Ecosyste.ms: Awesome

An open API service indexing awesome lists of open source software.

Awesome Lists | Featured Topics | Projects

https://github.com/octogonapus/s3benchmark


https://github.com/octogonapus/s3benchmark

Last synced: 20 days ago
JSON representation

Awesome Lists containing this project

README

        

# S3Benchmark

A collection of benchmarks for evaluating the performance of transferring S3 objects. Primarily for S3 -> EC2 downloads.

## Background

The [S3 User Guide](https://docs.aws.amazon.com/AmazonS3/latest/userguide/optimizing-performance.html) states:

1. Make concurrent requests of 8-16 MB in size
2. One request per 85-90 MB/s of desired throughput
3. Monitor CPU usage and other system metrics to ensure they are not the bottleneck
4. Monitor DNS requests to ensure connections are spread over a wide pool of S3 IPs (to use load balancing)
5. A prefix is limited to 3,500 PUT/COPY/POST/DELETE or 5,500 GET/HEAD
1. The number of prefixes is unlimited
2. S3 dynamically scales prefix capacity and you may receive 503 errors during scaling
3. [Prefixes are split lexicographically; consider if S3 will need to scale when you add a new prefix](https://youtu.be/sYDJYqvNeXU?t=1257)
6. A single EC2 instance can achieve up to 100 Gb/s to S3 using a VPC Endpoint and within one region
7. Small object/first-byte-out latency is 100-200 milliseconds

Unknowns to characterize:

1. Are all objects equal? Based on how S3 distributes an object, one object may have a favorable distribution.
2. Does time matter? Does S3 move an object around after the initial put?
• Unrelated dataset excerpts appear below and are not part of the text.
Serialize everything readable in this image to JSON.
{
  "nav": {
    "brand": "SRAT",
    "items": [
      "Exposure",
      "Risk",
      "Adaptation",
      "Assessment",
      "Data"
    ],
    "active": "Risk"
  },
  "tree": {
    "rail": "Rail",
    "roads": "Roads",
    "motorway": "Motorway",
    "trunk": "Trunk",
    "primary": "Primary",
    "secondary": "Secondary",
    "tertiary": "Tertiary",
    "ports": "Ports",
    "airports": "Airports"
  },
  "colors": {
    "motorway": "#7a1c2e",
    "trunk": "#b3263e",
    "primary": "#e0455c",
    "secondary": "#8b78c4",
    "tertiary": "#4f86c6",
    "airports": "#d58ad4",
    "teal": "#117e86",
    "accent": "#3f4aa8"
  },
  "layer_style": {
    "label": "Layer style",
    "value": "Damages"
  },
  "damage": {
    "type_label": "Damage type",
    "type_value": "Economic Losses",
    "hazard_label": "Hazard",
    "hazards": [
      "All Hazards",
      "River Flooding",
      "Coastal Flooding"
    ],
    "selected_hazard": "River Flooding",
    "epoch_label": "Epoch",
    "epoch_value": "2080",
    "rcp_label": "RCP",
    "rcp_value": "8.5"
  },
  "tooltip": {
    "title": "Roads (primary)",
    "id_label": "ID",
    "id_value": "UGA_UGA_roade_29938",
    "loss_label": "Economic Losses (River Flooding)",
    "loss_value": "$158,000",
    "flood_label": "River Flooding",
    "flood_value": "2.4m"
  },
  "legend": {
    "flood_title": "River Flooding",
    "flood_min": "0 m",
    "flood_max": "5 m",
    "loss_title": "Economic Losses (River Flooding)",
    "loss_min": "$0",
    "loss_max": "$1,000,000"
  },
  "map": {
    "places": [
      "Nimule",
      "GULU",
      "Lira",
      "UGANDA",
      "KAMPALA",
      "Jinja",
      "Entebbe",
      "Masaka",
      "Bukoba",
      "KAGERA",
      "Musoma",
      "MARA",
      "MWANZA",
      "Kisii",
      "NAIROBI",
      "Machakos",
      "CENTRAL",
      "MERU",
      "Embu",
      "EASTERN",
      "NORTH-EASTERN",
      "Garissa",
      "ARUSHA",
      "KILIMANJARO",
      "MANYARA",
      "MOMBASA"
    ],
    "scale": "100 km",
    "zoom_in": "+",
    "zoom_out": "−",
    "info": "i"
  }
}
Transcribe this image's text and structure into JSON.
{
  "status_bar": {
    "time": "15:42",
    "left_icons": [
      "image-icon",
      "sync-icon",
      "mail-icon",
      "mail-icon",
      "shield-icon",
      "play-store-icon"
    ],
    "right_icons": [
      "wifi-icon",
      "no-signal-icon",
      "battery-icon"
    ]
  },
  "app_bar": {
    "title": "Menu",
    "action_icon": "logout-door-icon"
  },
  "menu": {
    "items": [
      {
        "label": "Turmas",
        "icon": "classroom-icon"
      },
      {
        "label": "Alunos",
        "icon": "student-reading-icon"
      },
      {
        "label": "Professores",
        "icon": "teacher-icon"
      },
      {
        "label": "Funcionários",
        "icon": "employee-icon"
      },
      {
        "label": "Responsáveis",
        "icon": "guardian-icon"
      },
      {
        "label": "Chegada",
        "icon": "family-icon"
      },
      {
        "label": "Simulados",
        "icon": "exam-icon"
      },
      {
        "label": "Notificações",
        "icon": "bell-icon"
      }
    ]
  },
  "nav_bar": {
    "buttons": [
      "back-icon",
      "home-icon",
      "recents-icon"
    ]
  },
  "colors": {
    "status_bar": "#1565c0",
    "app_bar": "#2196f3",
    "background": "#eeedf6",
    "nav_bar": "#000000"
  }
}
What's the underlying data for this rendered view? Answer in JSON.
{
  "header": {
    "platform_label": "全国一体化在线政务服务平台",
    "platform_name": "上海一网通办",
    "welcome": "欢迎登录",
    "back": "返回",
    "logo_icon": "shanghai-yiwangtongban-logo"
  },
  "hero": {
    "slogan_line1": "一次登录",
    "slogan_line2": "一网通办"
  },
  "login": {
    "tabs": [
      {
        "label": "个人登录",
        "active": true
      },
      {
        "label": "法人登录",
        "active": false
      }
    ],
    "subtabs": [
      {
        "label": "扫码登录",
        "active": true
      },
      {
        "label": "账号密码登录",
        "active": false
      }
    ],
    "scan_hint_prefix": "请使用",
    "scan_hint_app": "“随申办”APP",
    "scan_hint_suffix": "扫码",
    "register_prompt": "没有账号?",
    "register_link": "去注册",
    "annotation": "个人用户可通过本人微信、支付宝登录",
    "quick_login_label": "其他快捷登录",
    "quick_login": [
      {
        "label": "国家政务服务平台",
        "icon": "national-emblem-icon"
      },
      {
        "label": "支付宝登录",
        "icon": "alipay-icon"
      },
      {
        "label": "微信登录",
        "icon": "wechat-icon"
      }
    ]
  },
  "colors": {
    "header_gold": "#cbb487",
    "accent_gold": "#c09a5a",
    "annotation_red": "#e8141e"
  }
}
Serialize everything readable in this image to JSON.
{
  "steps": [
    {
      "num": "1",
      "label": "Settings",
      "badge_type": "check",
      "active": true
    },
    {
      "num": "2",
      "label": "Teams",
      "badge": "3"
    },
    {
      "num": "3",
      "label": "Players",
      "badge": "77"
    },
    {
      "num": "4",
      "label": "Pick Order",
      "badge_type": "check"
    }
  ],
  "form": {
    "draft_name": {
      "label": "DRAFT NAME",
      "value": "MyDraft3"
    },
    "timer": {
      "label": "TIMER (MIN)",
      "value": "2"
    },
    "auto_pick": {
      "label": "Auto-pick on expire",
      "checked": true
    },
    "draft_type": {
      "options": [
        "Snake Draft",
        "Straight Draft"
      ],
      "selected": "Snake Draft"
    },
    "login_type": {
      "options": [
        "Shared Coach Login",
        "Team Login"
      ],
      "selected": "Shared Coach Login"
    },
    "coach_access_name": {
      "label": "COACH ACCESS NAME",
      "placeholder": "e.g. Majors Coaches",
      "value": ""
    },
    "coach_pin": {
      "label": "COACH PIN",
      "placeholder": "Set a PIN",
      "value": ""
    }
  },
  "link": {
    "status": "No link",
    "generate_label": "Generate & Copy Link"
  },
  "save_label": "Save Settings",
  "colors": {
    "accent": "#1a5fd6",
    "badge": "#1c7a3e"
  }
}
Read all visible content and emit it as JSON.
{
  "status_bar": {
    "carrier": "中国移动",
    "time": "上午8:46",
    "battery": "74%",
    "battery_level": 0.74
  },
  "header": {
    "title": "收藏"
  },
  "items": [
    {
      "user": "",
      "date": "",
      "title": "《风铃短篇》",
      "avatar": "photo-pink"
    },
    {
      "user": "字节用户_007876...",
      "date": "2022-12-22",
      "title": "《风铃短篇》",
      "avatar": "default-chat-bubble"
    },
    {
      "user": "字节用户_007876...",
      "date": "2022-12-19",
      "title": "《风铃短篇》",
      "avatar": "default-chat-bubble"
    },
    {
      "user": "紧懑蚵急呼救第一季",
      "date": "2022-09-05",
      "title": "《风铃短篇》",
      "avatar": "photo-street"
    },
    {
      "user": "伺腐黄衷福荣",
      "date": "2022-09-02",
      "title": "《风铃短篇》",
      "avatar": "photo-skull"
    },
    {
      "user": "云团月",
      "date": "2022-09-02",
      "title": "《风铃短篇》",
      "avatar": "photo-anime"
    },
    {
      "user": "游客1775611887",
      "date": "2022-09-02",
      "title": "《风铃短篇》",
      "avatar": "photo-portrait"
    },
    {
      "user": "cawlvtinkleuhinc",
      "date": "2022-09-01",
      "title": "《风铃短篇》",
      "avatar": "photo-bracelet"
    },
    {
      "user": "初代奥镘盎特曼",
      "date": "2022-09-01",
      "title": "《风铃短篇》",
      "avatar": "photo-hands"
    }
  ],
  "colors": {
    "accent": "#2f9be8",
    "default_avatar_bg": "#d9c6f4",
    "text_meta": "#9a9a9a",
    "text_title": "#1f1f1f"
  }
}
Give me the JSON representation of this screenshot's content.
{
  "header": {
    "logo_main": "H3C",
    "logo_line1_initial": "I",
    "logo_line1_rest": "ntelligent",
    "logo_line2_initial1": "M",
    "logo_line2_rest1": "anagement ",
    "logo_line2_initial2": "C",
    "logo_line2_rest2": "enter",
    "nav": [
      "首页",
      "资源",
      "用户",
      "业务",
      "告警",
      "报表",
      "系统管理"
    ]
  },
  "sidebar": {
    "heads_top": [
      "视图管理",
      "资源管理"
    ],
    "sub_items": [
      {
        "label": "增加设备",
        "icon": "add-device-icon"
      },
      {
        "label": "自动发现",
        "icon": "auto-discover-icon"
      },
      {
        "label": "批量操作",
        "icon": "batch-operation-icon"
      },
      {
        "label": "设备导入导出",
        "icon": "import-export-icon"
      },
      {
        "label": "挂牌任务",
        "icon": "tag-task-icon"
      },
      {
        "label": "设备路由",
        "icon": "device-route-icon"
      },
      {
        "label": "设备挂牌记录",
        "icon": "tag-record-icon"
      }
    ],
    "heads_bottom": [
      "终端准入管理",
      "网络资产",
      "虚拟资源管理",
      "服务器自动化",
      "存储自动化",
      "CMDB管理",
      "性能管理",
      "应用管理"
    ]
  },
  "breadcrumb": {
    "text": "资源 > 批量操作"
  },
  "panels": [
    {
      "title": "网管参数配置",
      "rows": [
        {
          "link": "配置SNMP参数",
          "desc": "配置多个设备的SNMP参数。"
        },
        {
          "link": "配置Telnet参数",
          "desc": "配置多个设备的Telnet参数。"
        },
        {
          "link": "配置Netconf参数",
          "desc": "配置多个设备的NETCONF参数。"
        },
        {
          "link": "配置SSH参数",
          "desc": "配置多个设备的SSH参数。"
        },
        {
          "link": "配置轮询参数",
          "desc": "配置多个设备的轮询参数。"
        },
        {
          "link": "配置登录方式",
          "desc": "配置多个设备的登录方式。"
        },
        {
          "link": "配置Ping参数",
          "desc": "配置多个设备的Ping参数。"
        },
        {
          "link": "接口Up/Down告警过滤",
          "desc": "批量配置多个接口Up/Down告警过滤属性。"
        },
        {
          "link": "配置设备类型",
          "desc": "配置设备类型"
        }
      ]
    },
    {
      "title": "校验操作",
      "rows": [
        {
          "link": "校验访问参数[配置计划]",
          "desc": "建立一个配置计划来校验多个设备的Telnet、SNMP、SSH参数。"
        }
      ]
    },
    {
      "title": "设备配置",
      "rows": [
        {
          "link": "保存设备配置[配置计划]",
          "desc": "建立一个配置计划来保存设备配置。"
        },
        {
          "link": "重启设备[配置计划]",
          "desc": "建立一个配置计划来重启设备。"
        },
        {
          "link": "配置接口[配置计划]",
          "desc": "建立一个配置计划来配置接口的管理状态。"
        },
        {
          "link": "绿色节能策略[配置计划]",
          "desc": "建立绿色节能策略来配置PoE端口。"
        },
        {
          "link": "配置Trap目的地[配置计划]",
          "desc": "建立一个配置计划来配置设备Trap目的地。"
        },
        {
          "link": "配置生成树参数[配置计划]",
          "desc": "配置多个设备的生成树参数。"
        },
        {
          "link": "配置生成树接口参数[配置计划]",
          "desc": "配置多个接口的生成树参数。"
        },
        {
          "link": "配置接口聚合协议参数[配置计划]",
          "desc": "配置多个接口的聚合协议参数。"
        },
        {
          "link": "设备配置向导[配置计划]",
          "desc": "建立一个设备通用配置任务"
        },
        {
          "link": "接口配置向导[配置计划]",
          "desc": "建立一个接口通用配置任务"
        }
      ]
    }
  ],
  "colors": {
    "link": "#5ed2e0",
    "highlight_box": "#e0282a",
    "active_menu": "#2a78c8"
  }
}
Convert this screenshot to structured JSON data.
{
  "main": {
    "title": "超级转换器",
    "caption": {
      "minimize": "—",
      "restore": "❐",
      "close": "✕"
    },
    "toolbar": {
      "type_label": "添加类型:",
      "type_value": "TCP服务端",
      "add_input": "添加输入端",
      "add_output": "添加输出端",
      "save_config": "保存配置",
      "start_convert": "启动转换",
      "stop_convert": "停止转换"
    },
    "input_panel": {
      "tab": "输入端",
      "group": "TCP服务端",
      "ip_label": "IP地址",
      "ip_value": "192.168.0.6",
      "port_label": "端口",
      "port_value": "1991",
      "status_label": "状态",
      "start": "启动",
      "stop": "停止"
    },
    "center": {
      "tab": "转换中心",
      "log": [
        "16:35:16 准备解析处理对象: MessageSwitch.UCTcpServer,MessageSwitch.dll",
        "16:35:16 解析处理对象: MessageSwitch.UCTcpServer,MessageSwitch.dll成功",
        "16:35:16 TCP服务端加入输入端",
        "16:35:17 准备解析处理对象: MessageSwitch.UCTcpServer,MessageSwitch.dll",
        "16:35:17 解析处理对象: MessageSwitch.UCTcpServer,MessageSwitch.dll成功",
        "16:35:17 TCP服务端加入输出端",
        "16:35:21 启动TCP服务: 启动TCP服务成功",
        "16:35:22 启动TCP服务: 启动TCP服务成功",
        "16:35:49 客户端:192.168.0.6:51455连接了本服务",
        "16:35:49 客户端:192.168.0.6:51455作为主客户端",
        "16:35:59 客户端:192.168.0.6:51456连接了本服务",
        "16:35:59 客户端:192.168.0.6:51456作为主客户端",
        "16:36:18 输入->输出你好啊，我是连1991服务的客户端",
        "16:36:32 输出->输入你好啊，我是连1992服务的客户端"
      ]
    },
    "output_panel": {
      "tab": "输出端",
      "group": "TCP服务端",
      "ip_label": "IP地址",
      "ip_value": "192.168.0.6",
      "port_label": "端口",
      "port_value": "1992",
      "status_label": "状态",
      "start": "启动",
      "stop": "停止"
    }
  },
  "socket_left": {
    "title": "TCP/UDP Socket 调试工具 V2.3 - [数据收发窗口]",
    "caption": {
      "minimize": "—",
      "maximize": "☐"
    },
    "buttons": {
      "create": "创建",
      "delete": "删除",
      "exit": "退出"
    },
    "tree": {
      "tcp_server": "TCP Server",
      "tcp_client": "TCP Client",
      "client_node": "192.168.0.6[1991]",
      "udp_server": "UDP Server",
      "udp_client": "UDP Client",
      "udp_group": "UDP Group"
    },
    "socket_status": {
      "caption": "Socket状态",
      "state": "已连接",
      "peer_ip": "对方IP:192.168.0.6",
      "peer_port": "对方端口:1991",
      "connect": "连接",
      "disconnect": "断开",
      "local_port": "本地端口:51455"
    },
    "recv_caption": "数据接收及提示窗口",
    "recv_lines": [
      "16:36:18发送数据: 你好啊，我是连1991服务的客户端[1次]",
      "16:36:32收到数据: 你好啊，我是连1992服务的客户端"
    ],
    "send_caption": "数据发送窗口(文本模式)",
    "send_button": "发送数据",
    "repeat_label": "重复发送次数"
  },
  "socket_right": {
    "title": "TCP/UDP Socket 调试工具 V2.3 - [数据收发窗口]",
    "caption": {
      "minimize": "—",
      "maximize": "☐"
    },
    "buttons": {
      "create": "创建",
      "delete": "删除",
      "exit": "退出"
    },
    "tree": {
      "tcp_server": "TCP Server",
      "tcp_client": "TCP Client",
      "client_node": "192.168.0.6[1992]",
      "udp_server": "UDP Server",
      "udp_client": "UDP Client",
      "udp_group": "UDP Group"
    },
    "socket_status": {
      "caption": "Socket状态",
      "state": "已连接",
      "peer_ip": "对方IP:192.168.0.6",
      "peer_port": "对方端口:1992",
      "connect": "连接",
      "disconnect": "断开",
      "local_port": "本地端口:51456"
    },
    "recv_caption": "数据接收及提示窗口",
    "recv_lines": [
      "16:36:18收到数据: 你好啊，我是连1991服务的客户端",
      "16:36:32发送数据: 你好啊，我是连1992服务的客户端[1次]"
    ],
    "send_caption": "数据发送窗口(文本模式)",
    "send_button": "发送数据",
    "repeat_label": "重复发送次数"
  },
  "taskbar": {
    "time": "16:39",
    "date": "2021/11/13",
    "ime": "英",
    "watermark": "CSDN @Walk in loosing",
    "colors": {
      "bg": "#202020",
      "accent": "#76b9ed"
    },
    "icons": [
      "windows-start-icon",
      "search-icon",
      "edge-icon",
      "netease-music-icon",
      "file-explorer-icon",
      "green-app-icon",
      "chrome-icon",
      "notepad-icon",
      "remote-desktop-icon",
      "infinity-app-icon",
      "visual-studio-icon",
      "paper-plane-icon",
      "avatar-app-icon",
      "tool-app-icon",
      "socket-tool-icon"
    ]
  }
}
Does get performance change x minutes after the initial put?
3. Prefix scaling exists but it hasn't been measured as far as I can tell.

Things tested by this project:

1. Number of objects
2. Object size
3. Request size
4. Concurrent request count
5. Backends
1. AWS CLI
2. Go
3. Julia (HTTP.jl, HTTP2.jl, Downloads.jl)

## Usage

This project contains a set of configurable benchmarks and ways to run those benchmarks. Some configuration is required.
You need to decide on a set of benchmarks to run, objects (data in S3) to run them on, and how to run them.
There is a [CLI](./cli/main.go) which allows you to pass in a JSON file containing a list of benchmark specifications.
Users requiring more customization should write a Go program instead; examples are in [juliacon2024](./juliacon2024/).

## Architecture

This project consists of these main components:

1. [Benchmark](./benchmark/benchmark.go)
2. [Target](./target/target.go)
3. [Benchmark Orchestrator](./benchmark_orchestrator/benchmark_orchestrator.go)
4. [Profiler](./profile/profiler.go)

These components (especially benchmarks) are as encapsulated as possible to make extension simple.
At a high level, benchmark orchestrators implement the platform (e.g. AWS), create targets (e.g. an EC2 instance),
and run benchmarks on those targets.

If you want to add a new benchmark, an example to look at is [go_benchmark.go](./benchmark/gobench/go_benchmark.go).

If you want to add a new platform (e.g. Azure instead of AWS), you will need to add a new benchmark orchestrator. This is a lot more involed; take a look at [ec2_benchmark_orchestrator.go](./benchmark_orchestrator/ec2_benchmark_orchestrator.go).